As atitudes ordálicas, através de meios ilícitos, se configuram muitas vezes por serem atitudes transgressoras, e a partir dai se caracterizam como atitudes paradoxais, pois, se de um lado temos a valorização do risco, a excitação pela aventura, por outro temos a condenação do mesmo que leva a sociedade, de modo geral, a um senso comum, de forma a não analisar corretamente estes casos ordálicos.
Dentro dessa perspectiva, podemos situar a construção do EU, afinal, quem sou eu? o que é e como formamos nossa identidade?
A resposta a essas e outras perguntas, são muito complexas. A busca por uma noção de construção de identidade é muito recente, e muitas vezes está associada às experiências do sujeito.
De fato, a identidade não é algo estático. O ser humano se transforma, cresce e se desenvolve. A partir de determinado momento, o sujeito passa a construir sua identidade, num processo lento e gradual que, ainda assim, não definirá uma ideia ou mesmo característica de identidade estática.
A construção da identidade do ser está sempre em movimento, é mutável e tem caráter dinâmico e versátil. Apresenta ainda a contradição durante todo seu processo de desenvolvimento.

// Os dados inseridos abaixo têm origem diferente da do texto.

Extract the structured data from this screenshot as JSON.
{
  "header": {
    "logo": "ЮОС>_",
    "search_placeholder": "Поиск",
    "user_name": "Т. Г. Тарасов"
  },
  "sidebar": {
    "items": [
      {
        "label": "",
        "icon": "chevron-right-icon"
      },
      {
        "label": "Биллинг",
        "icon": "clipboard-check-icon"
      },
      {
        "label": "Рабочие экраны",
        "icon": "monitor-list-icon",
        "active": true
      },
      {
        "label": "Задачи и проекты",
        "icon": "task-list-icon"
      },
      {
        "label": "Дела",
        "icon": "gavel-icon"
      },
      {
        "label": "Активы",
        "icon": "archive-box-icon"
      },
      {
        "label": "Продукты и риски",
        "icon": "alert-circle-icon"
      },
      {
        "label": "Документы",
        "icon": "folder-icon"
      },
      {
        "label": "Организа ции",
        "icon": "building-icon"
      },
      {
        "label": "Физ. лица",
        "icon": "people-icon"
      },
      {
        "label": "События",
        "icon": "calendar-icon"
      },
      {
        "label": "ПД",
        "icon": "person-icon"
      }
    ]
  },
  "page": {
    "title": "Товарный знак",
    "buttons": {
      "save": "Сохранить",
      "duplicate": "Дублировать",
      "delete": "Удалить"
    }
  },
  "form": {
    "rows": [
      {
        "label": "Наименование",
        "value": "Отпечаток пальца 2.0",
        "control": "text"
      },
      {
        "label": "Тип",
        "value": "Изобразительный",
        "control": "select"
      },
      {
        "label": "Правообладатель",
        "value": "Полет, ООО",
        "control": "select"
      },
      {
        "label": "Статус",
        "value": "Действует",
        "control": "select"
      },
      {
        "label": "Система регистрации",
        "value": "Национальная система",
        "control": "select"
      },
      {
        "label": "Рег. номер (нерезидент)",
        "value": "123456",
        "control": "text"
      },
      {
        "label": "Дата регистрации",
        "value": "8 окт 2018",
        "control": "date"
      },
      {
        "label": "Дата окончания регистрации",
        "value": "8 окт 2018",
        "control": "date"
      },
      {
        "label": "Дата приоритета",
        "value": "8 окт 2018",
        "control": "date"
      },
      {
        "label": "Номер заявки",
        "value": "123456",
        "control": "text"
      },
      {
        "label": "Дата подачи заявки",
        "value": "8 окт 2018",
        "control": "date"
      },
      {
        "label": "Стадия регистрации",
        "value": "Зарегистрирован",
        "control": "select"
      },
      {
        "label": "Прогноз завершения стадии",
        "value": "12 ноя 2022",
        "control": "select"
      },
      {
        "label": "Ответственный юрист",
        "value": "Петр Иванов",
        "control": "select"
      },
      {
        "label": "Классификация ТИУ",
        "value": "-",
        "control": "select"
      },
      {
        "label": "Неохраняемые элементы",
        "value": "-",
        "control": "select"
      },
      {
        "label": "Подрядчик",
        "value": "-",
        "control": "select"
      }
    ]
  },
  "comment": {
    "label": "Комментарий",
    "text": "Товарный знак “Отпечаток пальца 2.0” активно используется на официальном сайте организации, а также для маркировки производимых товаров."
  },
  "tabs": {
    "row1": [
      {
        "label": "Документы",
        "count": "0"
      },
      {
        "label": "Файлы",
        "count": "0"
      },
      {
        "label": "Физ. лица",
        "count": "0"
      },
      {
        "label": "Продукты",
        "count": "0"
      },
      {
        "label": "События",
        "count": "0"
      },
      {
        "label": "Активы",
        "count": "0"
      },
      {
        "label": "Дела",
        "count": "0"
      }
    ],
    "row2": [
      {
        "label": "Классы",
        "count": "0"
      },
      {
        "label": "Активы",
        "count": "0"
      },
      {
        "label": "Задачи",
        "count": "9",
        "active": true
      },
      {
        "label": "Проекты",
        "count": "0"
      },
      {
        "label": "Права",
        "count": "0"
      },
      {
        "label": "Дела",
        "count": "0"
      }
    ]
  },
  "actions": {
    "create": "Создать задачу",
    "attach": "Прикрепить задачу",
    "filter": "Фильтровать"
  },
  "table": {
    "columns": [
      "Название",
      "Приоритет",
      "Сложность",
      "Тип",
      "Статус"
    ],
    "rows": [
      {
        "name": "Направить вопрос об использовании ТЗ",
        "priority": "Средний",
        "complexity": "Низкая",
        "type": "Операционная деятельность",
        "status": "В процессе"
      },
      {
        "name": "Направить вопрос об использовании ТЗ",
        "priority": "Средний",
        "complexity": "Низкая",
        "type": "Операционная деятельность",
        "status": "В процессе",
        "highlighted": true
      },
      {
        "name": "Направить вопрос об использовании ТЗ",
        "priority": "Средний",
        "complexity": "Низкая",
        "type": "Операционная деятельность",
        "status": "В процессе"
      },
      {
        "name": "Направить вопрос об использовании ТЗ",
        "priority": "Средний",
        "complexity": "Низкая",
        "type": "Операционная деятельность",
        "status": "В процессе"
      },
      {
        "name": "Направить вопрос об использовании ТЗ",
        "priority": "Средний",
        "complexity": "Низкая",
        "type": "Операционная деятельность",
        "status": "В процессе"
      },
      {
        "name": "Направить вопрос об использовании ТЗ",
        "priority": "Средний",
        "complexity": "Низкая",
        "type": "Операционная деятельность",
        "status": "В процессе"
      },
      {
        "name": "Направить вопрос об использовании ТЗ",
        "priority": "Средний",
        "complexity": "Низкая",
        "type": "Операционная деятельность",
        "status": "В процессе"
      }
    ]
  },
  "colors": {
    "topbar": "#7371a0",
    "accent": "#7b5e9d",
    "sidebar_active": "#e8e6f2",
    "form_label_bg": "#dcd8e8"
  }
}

O ser humano não é, em si mesmo, estático, e por isso a construção de sua identidade se dar de forma lenta e gradual. Cada um se transforma de acordo com as múltiplas identificações que vão se dando ao longo da vida.
Para entendermos melhor então essa noção de construção de identidade através das vivências do indivíduo, podemos considerar, assim como Birman que, na contemporaneidade, as identidades não se constroem mais por "delegação antecipada", e sim, cada sujeito deve constituir-se por seus próprios meios.